Type: ATTACHED PILES
The attachment must be to a stone wall, not to another pile.
SUBTYPES
Subtype: Corner Pile – Most distinctive of all attached pile subtypes is the corner pile. In this case, the stones are dumped or pitched into a wall corner. Usually this represents the conversion of the field from hand-held to mechanized farming, when small stones, previously no problem, began to get caught up in the machinery, precipitating their removal. Corners are the best places to dispose of extra mass in terms of useable field area.
Subtype: Flanking Pile – Similar deposits can also be present anywhere along a wall as the subtype of flanking pile. In some places, flanking piles grow high enough to spill over the old wall, often burying it completely. This usually indicates the need to dispose of stone without concern for losing space.
Subtype: Topping Pile -The subtype topping pile lie directly on double or broad walls.
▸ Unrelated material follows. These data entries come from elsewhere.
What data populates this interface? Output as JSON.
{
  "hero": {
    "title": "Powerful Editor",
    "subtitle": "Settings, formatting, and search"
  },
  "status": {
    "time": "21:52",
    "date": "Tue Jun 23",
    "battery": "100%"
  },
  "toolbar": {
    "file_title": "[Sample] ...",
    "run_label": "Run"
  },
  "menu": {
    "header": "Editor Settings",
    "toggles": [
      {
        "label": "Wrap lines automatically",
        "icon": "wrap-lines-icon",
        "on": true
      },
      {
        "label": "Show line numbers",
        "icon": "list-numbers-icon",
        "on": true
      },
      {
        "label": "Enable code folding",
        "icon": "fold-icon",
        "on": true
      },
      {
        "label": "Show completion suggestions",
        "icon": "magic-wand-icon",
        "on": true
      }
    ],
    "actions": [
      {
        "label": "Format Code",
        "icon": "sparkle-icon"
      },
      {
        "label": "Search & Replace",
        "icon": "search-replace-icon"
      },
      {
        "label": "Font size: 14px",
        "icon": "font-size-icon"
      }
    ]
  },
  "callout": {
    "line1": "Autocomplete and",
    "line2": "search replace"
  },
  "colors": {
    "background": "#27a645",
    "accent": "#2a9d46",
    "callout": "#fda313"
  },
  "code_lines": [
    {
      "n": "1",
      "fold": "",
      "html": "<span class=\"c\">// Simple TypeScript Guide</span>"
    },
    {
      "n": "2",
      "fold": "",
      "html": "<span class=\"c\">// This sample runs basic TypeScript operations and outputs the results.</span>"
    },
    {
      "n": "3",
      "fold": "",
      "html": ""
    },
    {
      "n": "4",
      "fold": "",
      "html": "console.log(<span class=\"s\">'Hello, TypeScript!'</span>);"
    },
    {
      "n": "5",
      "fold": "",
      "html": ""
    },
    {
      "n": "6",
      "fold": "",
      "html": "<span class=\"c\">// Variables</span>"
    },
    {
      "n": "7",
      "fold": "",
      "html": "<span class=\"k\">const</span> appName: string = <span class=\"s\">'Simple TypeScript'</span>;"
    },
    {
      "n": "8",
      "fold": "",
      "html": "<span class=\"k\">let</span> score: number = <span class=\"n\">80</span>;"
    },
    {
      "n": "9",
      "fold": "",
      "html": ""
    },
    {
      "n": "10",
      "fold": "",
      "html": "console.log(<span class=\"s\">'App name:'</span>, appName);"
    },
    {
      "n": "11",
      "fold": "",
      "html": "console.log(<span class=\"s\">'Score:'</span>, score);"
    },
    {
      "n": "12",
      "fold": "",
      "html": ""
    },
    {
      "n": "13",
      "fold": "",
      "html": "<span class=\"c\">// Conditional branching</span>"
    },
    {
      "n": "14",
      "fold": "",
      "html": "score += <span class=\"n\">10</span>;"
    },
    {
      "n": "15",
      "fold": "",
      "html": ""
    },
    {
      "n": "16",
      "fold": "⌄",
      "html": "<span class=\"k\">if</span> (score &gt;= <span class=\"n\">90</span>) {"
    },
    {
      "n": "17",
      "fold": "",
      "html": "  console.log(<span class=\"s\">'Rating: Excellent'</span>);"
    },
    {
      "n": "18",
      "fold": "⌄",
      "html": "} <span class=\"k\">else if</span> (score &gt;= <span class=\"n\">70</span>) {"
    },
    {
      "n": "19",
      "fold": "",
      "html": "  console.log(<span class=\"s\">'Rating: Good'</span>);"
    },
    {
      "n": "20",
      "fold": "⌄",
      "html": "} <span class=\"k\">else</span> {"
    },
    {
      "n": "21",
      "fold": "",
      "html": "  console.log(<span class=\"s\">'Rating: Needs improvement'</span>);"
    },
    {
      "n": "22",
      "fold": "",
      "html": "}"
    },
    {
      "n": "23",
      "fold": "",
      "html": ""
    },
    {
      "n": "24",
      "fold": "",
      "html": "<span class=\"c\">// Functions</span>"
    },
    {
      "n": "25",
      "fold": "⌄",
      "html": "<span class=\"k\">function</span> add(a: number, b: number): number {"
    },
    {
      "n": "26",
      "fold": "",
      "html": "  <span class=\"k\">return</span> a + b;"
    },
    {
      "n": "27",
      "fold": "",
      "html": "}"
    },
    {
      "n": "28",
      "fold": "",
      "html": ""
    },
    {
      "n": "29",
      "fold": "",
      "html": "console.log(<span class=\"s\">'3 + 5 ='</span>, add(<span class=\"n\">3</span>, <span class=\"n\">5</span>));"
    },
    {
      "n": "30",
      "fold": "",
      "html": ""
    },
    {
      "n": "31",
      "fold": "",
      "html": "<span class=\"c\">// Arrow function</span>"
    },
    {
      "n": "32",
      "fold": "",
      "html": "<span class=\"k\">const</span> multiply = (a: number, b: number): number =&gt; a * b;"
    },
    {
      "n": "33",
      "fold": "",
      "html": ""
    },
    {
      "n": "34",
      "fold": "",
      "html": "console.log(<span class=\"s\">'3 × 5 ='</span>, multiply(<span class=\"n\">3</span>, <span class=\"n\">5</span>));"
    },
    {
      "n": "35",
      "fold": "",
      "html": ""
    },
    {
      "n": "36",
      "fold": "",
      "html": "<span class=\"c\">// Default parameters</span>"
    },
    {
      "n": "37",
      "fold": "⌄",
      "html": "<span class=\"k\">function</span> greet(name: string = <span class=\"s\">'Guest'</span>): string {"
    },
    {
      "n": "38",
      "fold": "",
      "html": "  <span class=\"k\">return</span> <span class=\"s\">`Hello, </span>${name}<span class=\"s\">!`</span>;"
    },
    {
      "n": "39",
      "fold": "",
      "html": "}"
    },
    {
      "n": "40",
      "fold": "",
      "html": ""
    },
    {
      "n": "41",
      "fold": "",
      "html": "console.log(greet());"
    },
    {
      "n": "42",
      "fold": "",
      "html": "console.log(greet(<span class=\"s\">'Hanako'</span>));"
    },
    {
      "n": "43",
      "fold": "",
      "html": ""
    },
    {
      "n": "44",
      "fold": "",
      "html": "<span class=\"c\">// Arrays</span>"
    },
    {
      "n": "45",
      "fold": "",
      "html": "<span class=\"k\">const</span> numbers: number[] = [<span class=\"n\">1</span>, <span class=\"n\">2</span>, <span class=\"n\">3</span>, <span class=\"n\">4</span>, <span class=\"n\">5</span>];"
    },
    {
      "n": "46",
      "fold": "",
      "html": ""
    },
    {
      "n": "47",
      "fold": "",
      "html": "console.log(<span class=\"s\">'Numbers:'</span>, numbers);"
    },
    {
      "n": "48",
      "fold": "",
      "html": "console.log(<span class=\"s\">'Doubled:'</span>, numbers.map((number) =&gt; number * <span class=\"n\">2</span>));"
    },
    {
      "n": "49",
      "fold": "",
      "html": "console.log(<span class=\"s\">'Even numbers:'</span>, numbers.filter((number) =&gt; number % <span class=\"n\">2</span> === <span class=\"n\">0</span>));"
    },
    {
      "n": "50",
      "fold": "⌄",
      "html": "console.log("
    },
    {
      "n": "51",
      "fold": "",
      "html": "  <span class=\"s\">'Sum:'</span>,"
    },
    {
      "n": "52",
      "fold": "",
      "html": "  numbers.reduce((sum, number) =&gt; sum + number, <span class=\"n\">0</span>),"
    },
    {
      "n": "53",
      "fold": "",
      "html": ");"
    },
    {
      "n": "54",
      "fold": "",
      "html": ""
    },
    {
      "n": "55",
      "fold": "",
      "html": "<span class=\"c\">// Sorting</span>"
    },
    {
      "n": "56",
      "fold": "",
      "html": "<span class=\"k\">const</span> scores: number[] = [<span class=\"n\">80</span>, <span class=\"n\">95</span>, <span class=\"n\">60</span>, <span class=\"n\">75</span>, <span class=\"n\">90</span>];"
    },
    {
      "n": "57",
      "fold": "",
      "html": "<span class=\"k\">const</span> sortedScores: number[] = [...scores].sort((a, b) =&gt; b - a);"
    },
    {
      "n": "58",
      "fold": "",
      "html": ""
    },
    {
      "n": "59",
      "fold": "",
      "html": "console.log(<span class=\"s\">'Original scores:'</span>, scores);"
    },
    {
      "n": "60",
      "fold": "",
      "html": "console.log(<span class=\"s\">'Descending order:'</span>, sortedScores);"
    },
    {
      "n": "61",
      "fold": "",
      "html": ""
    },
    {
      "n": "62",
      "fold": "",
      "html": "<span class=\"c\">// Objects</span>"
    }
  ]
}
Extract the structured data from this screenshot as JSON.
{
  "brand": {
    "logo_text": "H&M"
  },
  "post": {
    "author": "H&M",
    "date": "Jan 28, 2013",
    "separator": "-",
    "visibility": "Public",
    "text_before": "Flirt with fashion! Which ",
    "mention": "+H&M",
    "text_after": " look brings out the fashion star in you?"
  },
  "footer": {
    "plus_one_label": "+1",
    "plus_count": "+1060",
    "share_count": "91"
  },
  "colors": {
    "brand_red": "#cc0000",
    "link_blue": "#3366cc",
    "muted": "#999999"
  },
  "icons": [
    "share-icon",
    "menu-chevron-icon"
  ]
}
With the space pre-empted already, the top of a double wall is an ideal place to dispose of more stone.
The presence of attached piles, especially flanking and topping piles, proclaims that stone disposal was much more important than aesthetic considerations.
Type: SURMOUNTING PILES
This type occurs where the pile of stone is associated neither with a wall or the ground, but on a notable slab of rock that apparently was too large to move. It signifies a greater interest in stone clearing than in wall building; otherwise the stone would have been used as a resource. Surmounting piles grow until they submerge the slab, at which point they will be mistaken for free-standing piles. The significance of this is to explain why an otherwise impeccably cleared field has a pile in the middle of it.